While intertextuality is a complex and multileveled literary term, it is often confused with the more casual term 'allusion'. Allusion is a passing or casual reference; an incidental mention of something, either directly or by implication. This means it is most closely linked to both obligatory and accidental intertextuality, as the 'allusion' made relies on the listener or viewer knowing about the original source. It is also seen as accidental, however, as the allusion is normally a phrase so frequently or casually used that the true significance is not fully appreciated. Allusion is most often used in conversation, dialogue or metaphor. For example, "I was surprised his nose was not growing like Pinocchio's." This makes a reference to The Adventures of Pinocchio, written by Carlo Collodi when the little wooden puppet lies.
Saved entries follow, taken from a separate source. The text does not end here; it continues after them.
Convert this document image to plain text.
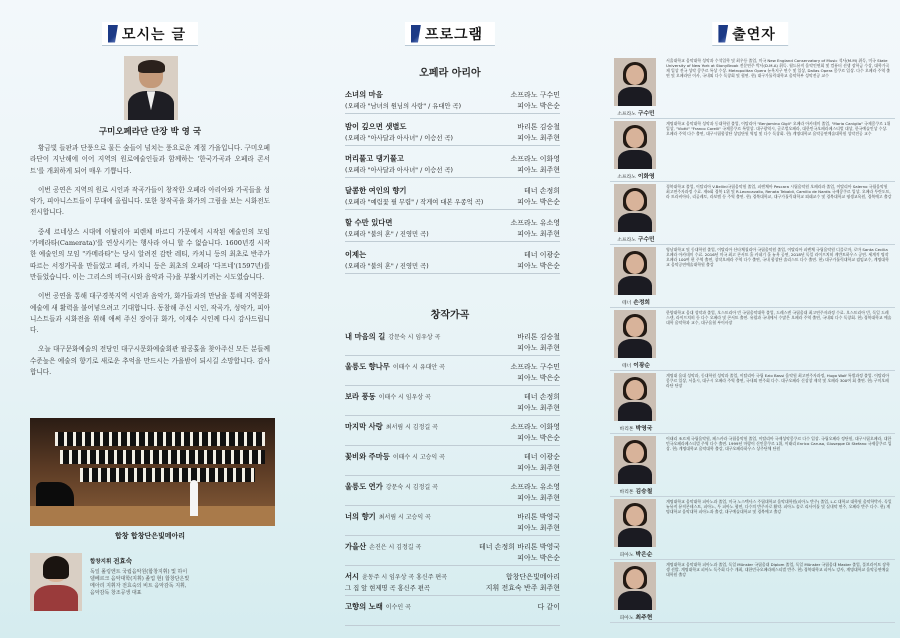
모시는 글
구미오페라단 단장 박 영 국

황금빛 들판과 단풍으로 물든 숲들이 넘치는 풍요로운 계절 가을입니다. 구미오페라단이 지난해에 이어 지역의 원로예술인들과 함께하는 '한국가곡과 오페라 콘서트'를 개최하게 되어 매우 기쁩니다.

이번 공연은 지역의 원로 시인과 작곡가들이 창작한 오페라 아리아와 가곡들을 성악가, 피아니스트들이 무대에 올립니다. 또한 창작곡을 화가의 그림을 보는 시화전도 전시합니다.

중세 르네상스 시대에 이탈리아 피렌체 바르디 가문에서 시작된 예술인의 모임 '카메라타(Camerata)'를 연상시키는 행사라 아니 할 수 없습니다. 1600년경 시작한 예술인의 모임 "카메라타"는 당시 알려진 감탄 레티, 카치니 등의 최초로 반주가 따르는 서정가곡을 만들었고 페리, 카치니 등은 최초의 오페라 '다프네'(1597년)를 만들었습니다. 이는 그리스의 비극(시와 음악과 극)을 부활시키려는 시도였습니다.

이번 공연을 통해 대구경북지역 시인과 음악가, 화가들과의 만남을 통해 지역문화예술에 새 활력을 불어넣으려고 기대합니다. 동참해 주신 시인, 작곡가, 성악가, 피아니스트들과 시화전을 위해 애써 주신 장이규 화가, 이재수 시인께 다시 감사드립니다.

오늘 대구문화예술의 전당인 대구시문화예술회관 팔공홀을 찾아주신 모든 분들께 수준높은 예술의 향기로 새로운 추억을 만드시는 가을밤이 되시길 소망합니다. 감사합니다.

합창 합창단은빛메아리
합창지휘 전효숙
독일 폴링엔트 국립음악원(합창지휘) 및 하이델베르크 음악대학(지휘) 졸업 현) 합창단은빛메아리 지휘자 전효숙의 비트 음악감독 지휘, 음악감독 창조공생 대표
프로그램
오페라 아리아
소녀의 마음
(오페라 "남녀의 원님의 사랑" / 유대안 곡)
소프라노 구수민
피아노 박은순
밤이 깊으면 샛별도
(오페라 "아사달과 아사녀" / 이승선 곡)
바리톤 김승철
피아노 최주현
머리풀고 댕기풀고
(오페라 "아사달과 아사녀" / 이승선 곡)
소프라노 이화영
피아노 최주현
달콤한 여인의 향기
(오페라 "예림꽃 필 무렵" / 작게여 대본 우종억 곡)
테너 손정희
피아노 박은순
할 수만 있다면
(오페라 "불의 혼" / 진영민 곡)
소프라노 유소영
피아노 최주현
이제는
(오페라 "불의 혼" / 진영민 곡)
테너 이광순
피아노 박은순
창작가곡
내 마음의 길 강문숙 시 임우상 곡	바리톤 김승철
피아노 최주현
울릉도 향나무 이태수 시 유대안 곡	소프라노 구수민
피아노 박은순
보라 풍동 이태수 시 임우상 곡	테너 손정희
피아노 최주현
마지막 사랑 최서림 시 김정길 곡	소프라노 이화영
피아노 박은순
꽃비와 주마등 이태수 시 고승익 곡	테너 이광순
피아노 최주현
울릉도 연가 강문숙 시 김정길 곡	소프라노 유소영
피아노 최주현
너의 향기 최서림 시 고승익 곡	바리톤 박영국
피아노 최주현
가을산 손진은 시 김정길 곡	테너 손정희 바리톤 박영국
피아노 박은순
서시 윤동주 시 임우상 곡 홍신주 편곡
그 집 앞 현제명 곡 홍신주 편곡
합창단은빛메아리
지휘 전효숙 반주 최주현
고향의 노래 이수인 곡	다 같이
출연자
소프라노 구수민
서울대학교 음악대학 성악과 수석입학 및 최우등 졸업, 미국 New England Conservatory of Music 석사(M.M) 취득, 미국 State University of New York at StonyBrook 전문연주 박사(D.M.A) 취득. 월드뮤직 음악인연회 및 컴퓨터 선생 장학금 수상, 대학가곡제 입상 전국 성악 콩쿠르 특상 수상. Metropolitan Opera 뉴욕지구 연수 및 입상, Dallas Opera 콩쿠르 입상. 다수 오페라 주역 출연 및 오페라단 이사, 국내외 다수 독창회 및 협연. 현) 대구가톨릭대학교 음악학부 성악전공 교수
소프라노 이화영
계명대학교 음악대학 성악과 동대학원 졸업, 이탈리아 "Benjamino Gigli" 오페라 아카데미 졸업, "Maria Caniglia" 국제콩쿠르 1위 입상, "Viotti" "Franco Corelli" 국제콩쿠르 특별상. 대구광역시, 글로벌오페라, 대한민국오페라페스티벌 대상, 한국예술인상 수상. 오페라 주역 다수 출연, 대구시립합창단 상임단원 역임 및 다수 독창회. 현) 계명대학교 음악공연예술대학원 성악전공 교수
소프라노 구수민
경북대학교 졸업, 이탈리아 V.Bellini국립음악원 졸업, 피렌체아 Pescara 시립음악원 오페라과 졸업, 이탈리아 Salerno 국립음악원 최고연주자과정 수료. 제9회 경북 1위 및 R.Leoncavallo, Renata Tebaldi, Camillo de Nardis 국제콩쿠르 입상. 오페라 투란도트, 라 트라비아타, 리골레토, 라보엠 등 주역 출연. 현) 경북대학교, 대구가톨릭대학교 외래교수 및 경북대학교 평생교육원, 경북예고 출강
테너 손정희
영남대학교 및 동대학원 졸업, 이탈리아 산타체칠리아 국립음악원 졸업, 이탈리아 피렌체 국립음악원 디플로마, 로마 Santa Cecilia 오페라 아카데미 수료. 2016년 미국 최고 콘서트 홀 카네기 홀 뉴욕 공연, 2018년 독일 라이프치히 게반트하우스 공연. 세계적 명작 오페라 100여 편 주역 출연, 창작오페라 주역 다수 출연, 국내 합창단 솔리스트 다수 출연. 현) 대구가톨릭대학교 겸임교수, 계명대학교 음악공연예술대학원 출강
테너 이광순
한양대학교 음대 성악과 졸업, 오스트리아 빈 국립음악대학 졸업, 드레스덴 국립음대 최고연주자과정 수료. 오스트리아 빈, 독일 드레스덴, 라이프치히 등 다수 오페라 및 콘서트 출연. 유럽과 국내에서 수많은 오페라 주역 출연, 국내외 다수 독창회. 현) 경북대학교 예술대학 음악학과 교수, 대구음협 부이사장
바리톤 박영국
계명대 음대 성악과, 동대학원 성악과 졸업, 이탈리아 국립 Ezio Bassi 음악원 최고연주자과정, Hugo Wolf 특별과정 졸업. 이탈리아 콩쿠르 입상, 서울시, 대구시 오페라 주역 출연, 국내외 연주회 다수. 대구오페라 신상창 제작 및 오페라 300여 회 출연. 현) 구미오페라단 단장
바리톤 김승철
이태리 조르제 국립음악원, 페스카라 국립음악원 졸업, 이탈리아 국제성악콩쿠르 다수 입상. 국립오페라 정단원, 대구시립오페라, 대한민국오페라페스티벌 주역 다수 출연. 1999년 마랑이 신인콩쿠르 1위, 이태리 Enrico Caruso, Giuseppe Di Stefano 국제콩쿠르 입상. 현) 계명대학교 음악대학 출강, 대구오페라하우스 상주단체 단원
피아노 박은순
계명대학교 음악대학 피아노과 졸업, 미국 노스텍사스 주립대학교 음악대학원(피아노 반주) 졸업, L.C 대학교 대학원 음악학박사. 독일 뉴뮤직 뮤직콘테스트, 피아노, 투 피아노 협연, 다수의 반주자로 활약. 피아노 솔로 리사이틀 및 실내악 연주, 오페라 반주 다수. 현) 계명대학교 음악대학 피아노과 출강, 대구예술대학교 및 경북예고 출강
피아노 최주현
계명대학교 음악대학 피아노과 졸업, 독일 Münster 국립음대 Diplom 졸업, 독일 Münster 국립음대 Master 졸업, 풀브라이트 장학생 선발. 계명대학교 피아노 독주회 다수 개최, 대한민국오페라페스티벌 반주. 현) 경북대학교 피아노 강사, 계명대학교 음악공연예술대학원 출강
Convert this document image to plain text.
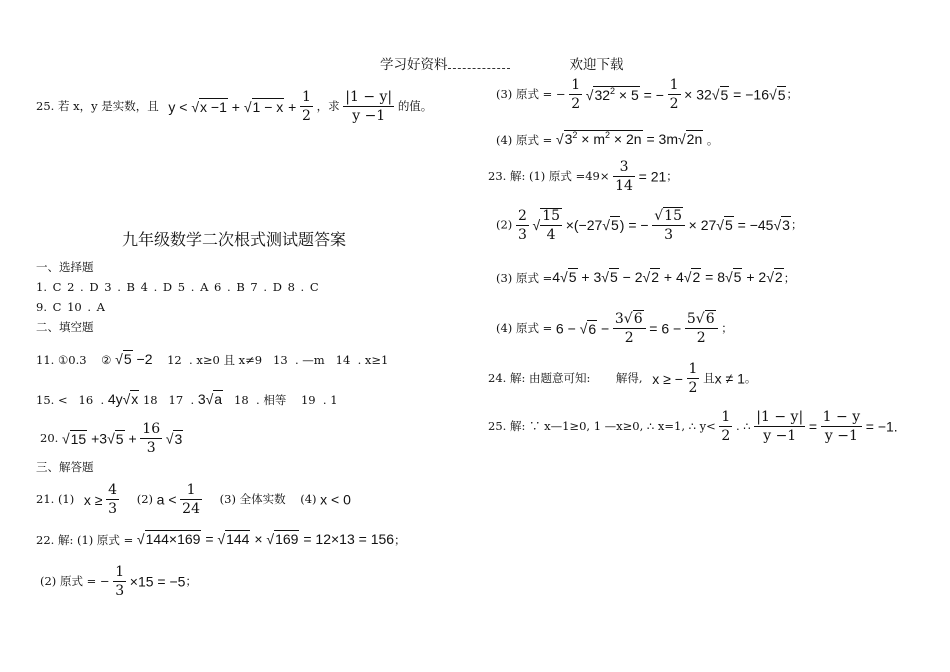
学习好资料	欢迎下载
25. 若 x，y 是实数，且 $y < √x -1 + √1 - x + \frac{1}{2}$ ，求 $\frac{|1 - y|}{y -1}$ 的值。
九年级数学二次根式测试题答案
一、选择题
1. C 2 . D 3 . B 4 . D 5 . A 6 . B 7 . D 8 . C
9. C 10 . A
二、填空题
11. ①0.3    ② √5 −2    12  . x≥0 且 x≠9   13  . —m   14  . x≥1
15. <   16  . 4y√x 18   17  . 3√a   18  . 相等    19  . 1
20. $√15 +3√5 + \frac{16}{3} √3$
三、解答题
21. (1) $x \ge \frac{4}{3} (2) a < \frac{1}{24} (3)$ 全体实数    (4) x < 0
22. 解: (1) 原式 = √144×169 = √144 × √169 = 12×13 = 156；
(2) 原式 = − $\frac{1}{3} \times 15 = -5$；
(3) 原式 = − $\frac{1}{2} √32^2 \times 5$ = − $\frac{1}{2} \times 32√5 = -16√5$；
(4) 原式 = $√3^2 \times m^2 \times 2n = 3m√2n$ 。
23. 解: (1) 原式 $=49\times \frac{3}{14} = 21$；
$(2) \frac{2}{3}$ √ $\frac{15}{4} \times(-27√5)$ = − $\frac{√15}{3} \times 27√5 = -45√3$；
(3) 原式 =4√5 + 3√5 − 2√2 + 4√2 = 8√5 + 2√2；
(4) 原式 = $6 - √6 - \frac{3√6}{2} = 6 - \frac{5√6}{2}$ ；
24. 解: 由题意可知:       解得, x ≥ − $\frac{1}{2}$ 且x ≠ 1。
25. 解: ∵ x—1≥0, 1 —x≥0, ∴ x=1, ∴ $y< \frac{1}{2}$ . ∴ $\frac{|1 - y|}{y -1} = \frac{1 - y}{y -1} = -1$.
If this was obligatory intertextuality in a text, multiple references to this would be used throughout the hypertext.

Plagiarism

Sociologist Perry Share describes intertextuality as "an area of considerable ethical complexity". Intertextuality does not necessarily involve citations or referencing punctuation and can be mistaken for plagiarism.
While the two concepts are related, the intentions behind using another's work is critical in distinguishing the two. When making use of intertextuality, usually a small excerpt of a hypotext assists in the understanding of the new hypertext's original themes, characters, or contexts. Aspects of existing texts are reused, often resulting in new meaning when placed in a different context. Intertextuality hinges on the creation of new ideas, while plagiarism attempts to pass off existing work as one's own.
Students learning to write often rely on imitation or emulation and have not yet learned how to reformulate sources and cite them according to expected standards, and thus engage in forms of "patchwriting," which may be inappropriately penalized as intentional plagiarism. Because the interests of writing studies differ from the interests of literary theory, the concept has been elaborated differently with an emphasis on writers using intertextuality to position their statement in relation to other statements and prior knowledge. Students often find it difficult to learn how to combine referencing and relying on others' words with marking their novel perspective and contribution.